Grazie alla normativa sull’autonomia, infatti, ogni scuola è messa nella condizione di progettare e realizzare interventi educativi e formativi differenziati: il progressivo superamento dell’uso prescrittivo dei programmi ha già reso possibile il cambiamento ed ha spostato l’attività degli insegnanti dalla pura e semplice trasmissione di nozioni e contenuti, alla programmazione degli interventi ed alla progettazione di percorsi contestualizzati alle realtà delle singole istituzioni scolastiche.

Il PTOF non deve elaborare, in questa prospettiva, nuovi programmi e nuovi contenuti ma deve solo rappresentare il documento in cui è dichiarata esplicitamente l’intenzionalità educativa e formativa dell’Istituto, per rispondere, da un lato ai bisogni di ogni alunno nella sua dimensione individuale, dall’altro per fare propria la domanda formativa della società.

In tal modo il PTOF assume le caratteristiche di documento d’identità della scuola, in quanto dichiara tutto ciò che essa vuole realizzare nel triennio di riferimento, utilizzando l’insieme delle risorse umane, professionali, territoriali, tecnologiche ed economiche a disposizione, valorizzandole al massimo per un’offerta formativa di qualità.
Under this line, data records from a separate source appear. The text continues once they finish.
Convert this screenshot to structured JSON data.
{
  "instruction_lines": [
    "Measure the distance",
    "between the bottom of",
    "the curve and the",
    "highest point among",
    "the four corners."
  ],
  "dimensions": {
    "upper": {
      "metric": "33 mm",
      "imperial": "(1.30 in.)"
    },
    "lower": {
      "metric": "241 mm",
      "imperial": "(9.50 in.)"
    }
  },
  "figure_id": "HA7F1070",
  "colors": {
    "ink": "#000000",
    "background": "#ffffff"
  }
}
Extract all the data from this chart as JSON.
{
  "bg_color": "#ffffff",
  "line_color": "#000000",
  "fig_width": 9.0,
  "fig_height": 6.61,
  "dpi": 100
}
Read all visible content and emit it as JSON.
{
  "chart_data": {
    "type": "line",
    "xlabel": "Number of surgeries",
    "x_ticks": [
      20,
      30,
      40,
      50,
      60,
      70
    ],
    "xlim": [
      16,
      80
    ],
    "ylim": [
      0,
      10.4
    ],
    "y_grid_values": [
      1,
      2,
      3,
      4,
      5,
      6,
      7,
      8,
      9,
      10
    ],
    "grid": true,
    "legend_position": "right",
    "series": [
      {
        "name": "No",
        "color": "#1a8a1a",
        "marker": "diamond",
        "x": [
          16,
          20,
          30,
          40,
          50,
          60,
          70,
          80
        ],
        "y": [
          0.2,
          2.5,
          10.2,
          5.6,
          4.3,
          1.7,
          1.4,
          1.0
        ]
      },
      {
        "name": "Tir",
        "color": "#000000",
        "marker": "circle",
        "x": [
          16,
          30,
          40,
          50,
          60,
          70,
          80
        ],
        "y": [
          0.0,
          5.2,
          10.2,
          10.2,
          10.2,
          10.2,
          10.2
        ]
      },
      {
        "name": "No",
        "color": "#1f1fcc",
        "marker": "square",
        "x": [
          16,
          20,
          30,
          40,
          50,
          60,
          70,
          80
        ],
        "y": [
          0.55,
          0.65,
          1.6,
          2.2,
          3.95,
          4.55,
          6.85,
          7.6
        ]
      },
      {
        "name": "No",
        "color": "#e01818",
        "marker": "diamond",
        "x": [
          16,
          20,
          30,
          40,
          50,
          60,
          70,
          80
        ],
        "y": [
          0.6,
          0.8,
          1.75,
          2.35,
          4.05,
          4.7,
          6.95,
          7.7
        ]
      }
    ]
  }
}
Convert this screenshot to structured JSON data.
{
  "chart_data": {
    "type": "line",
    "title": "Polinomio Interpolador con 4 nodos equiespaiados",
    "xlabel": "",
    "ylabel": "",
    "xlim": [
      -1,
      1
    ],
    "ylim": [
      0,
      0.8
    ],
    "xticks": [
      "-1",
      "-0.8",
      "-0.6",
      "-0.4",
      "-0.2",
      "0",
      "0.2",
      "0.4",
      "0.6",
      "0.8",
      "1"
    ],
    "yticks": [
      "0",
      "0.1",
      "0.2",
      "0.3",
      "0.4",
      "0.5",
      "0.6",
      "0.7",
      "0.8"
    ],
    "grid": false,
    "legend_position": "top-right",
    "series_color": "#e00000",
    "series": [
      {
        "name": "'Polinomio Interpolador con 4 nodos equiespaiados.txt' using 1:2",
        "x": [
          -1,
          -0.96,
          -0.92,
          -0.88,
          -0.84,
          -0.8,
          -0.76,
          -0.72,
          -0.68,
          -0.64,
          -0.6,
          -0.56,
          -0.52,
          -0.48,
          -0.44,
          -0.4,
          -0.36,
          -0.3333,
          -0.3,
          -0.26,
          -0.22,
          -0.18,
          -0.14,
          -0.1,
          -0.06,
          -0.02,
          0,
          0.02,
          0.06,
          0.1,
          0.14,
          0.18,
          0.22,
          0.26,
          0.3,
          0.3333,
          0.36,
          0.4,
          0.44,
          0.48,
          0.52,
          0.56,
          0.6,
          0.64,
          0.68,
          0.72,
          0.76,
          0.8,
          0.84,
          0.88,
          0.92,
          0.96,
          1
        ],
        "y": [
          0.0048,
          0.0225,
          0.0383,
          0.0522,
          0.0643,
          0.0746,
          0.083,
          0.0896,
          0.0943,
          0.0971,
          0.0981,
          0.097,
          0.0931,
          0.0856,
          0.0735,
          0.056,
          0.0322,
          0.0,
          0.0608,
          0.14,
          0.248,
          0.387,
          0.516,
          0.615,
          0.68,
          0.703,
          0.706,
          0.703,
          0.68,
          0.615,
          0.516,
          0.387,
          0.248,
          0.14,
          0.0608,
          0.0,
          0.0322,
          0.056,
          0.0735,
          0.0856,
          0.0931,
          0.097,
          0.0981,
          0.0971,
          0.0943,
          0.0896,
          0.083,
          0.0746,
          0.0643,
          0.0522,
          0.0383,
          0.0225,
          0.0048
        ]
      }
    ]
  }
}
Il PTOF è coerente con le disposizioni generali impartite dalla Legge n. 107/2015, con le indicazioni impartite dal M.I.U.R. e tiene conto delle Indicazioni Nazionali per il Curricolo, non perdendo mai di vista le concrete esigenze formative rilevate nella realtà locale. Tiene conto, inoltre, dei risultati INVALSI.

 

Propone, dunque, le seguenti FINALITÁ:

  • rispondere ai bisogni dell’utenza (famiglie ed allievi) indipendentemente da sesso, etnia, lingua, religione, opinioni politiche, condizioni psico-fisiche e socio-economiche e si impegna a rimuovere gli ostacoli di qualsiasi natura che possano impedire il pieno sviluppo della persona;
  • porre le basi di un percorso formativo fornendo gli strumenti necessari e spendibili per “apprendere ad apprendere” e strutturando percorsi volti alla valorizzazione della personalità di ognuno;
  • promuovere l’educazione interculturale per favorire l’integrazione della conoscenza della nostra cultura con le altre (sia rispetto alle affinità che alle diversità), evitando rigide categorizzazioni e discriminazioni gerarchiche sia delle culture che degli individui in base alla loro provenienza;
  • favorire lo sviluppo del pensiero critico verso atteggiamenti e comportamenti che portano a considerare inevitabile lo scontro di civiltà;
  • attenersi a criteri di obiettività ed equità ed operare scelte educative e didattiche volte al successo scolastico di tutti e rispettose dei bisogni formativi degli alunni, privilegiando modalità di tipo oggettivo e sistematico;
  • garantire regolarità e continuità del servizio e delle attività educative e comunicare tempestivamente variazioni organizzative;
  • favorire l’accoglienza dei genitori e l’inserimento e l’integrazione degli alunni (con attenzione alle varie forme di diversità e disabilità), attraverso atteggiamenti ed azioni improntati a positività, chiarezza, collaborazione, rispetto e a tutto quanto promuove lo star bene a scuola;
  • differenziare la proposta formativa per la formazione integrale della personalità del singolo;
  • organizzare percorsi con obiettivi formativi trasversali;
  • strutturare situazioni formative che sviluppino negli alunni capacità di:
  • porre problemi
  • prendere iniziative
  • progettare
  • lavorare in équipe
  • integrarsi
  • contribuire con apporti personali e critici alla risoluzione dei problemi
  • acquisire comportamenti consapevoli per essere cittadini attivi e responsabili
  • promuovere la cultura della valutazione formativa e dell’autovalutazione lungo l’intero arco del primo ciclo d’istruzione.